Lesung aus dem Buch Ezéchiel.
So spricht Gott, der Herr:
Ich selbst nehme vom hohen Wipfel der Zeder
und setze ihn ein.
Einen zarten Zweig aus ihren obersten Ästen breche ich ab,
ich selbst pflanze ihn auf einen hohen und aufragenden Berg.
Auf dem hohen Berg Israels pflanze ich ihn.
Dort treibt er dann Zweige,
er trägt Früchte und wird zur prächtigen Zeder.
Alle Vögel wohnen darin;
alles, was Flügel hat, wohnt im Schatten ihrer Zweige.

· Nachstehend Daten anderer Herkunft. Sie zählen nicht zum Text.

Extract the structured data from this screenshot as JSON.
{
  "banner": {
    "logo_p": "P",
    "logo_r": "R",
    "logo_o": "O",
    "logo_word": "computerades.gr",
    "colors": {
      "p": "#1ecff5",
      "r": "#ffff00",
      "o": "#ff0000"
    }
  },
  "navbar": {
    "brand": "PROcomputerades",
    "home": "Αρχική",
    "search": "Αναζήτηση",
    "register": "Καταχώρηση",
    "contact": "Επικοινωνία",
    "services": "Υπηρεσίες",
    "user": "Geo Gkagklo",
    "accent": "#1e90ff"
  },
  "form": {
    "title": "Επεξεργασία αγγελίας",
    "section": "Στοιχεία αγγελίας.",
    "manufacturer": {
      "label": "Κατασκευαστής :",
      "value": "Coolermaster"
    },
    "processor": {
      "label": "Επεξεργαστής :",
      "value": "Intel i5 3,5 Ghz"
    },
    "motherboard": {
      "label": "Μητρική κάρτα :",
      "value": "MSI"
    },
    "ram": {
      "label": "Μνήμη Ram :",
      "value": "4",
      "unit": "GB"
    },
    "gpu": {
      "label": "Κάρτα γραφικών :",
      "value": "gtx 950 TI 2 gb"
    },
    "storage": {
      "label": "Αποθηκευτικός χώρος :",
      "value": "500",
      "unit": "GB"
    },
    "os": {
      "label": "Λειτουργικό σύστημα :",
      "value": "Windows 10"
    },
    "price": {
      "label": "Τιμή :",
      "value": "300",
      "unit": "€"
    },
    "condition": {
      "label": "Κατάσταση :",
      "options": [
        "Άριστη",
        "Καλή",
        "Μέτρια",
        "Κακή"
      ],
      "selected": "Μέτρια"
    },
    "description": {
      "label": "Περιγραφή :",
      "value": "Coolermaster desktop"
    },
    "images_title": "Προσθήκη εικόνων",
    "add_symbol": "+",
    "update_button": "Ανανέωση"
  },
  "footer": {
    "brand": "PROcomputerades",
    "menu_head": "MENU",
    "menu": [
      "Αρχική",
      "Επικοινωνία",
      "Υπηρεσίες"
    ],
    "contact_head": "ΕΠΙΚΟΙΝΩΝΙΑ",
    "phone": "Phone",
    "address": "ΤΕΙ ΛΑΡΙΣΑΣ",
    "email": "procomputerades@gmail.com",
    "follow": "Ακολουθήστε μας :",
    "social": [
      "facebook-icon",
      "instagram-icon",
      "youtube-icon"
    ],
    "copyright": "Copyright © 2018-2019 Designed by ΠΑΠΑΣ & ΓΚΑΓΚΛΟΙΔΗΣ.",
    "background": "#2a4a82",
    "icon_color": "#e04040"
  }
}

Dann werden alle Bäume des Feldes erkennen,
dass ich der Herr bin.
Ich mache den hohen Baum niedrig,
den niedrigen Baum mache ich hoch.
Ich lasse den grünenden Baum verdorren,
den verdorrten Baum lasse ich erblühen.
Ich, der Herr, habe gesprochen
und ich führe es aus.
"Das Lied von der Untreue des Königs" ist das 17. Kapitel des Ezechiel überschrieben, aus dem die heutige Lesung stammt. Die Konsequenz dieses Handelns wird in Ez 17,21 genannt, dem Vers vor dem heutigen Lesungswort: "Die tapfersten Krieger in all seinen Truppen fallen unter dem Schwert. Die Übriggebliebenen aber werden in alle Winde zerstreut. Dann werdet ihr erkennen, dass ich, der Herr, gesprochen habe."
Im Vers 23 beginnt der Neuanfang Gottes. Er selbst handelt und schafft den Boden für das, was möglich werden soll. Es ist Heilung und Neuerweckung aus dem kleinen Rest.
Ezechiel, Prophet und Begleiter Israels im babylonischen Exil, erzählt die Geschichte von einem neuen Anfang, mit Bildern, die über sich hinaus wachsen: kleine Ableger wachsen auf der Höhe in die Höhe, alles, was Flügel hat, wohnt im Schatten der übermächtigen Zweige und die Bäume, die in der Ebene wachsen, erkennen Gott als den Herren. Es sind Bilder, die in einer ausweglosen und verunsichernden Situation Hoffnung machen: Israel wird neu eingepflanzt, wird von weitem gesehen, wird zu einem Lebensraum in der Nähe des Himmels und lädt ein, Gottes Größe zu entdecken. Das alles wird im Exil verkündet und erwartet.. Es ist eine Zeit, in der das Volk Gottes in schuldbeladener Geschichte sich und Gott neu entdeckt
Der Schlussteil "Ich mache den hohen Baum niedrig, den niedrigen mache ich hoch. Ich lasse den grünenden Baum verdorren, den verdorrten erblühen" setzt den Akzent noch einmal anders. Der hohe und grünende Baum steht für Babylon, der niedrige und verdorrte für Israel. Im Magnificat, Lk 1, finden wir ähnliche Formulierungen: Er (Jahwe) stößt die Gewaltigen vom Thron und erhebt die Niedrigen, er sättigt die Hungrigen mit Gütern und lässt die Reichen leer ausgehen. Jahwe steht zu dem Wort, dass er seinem Volk gegeben hat.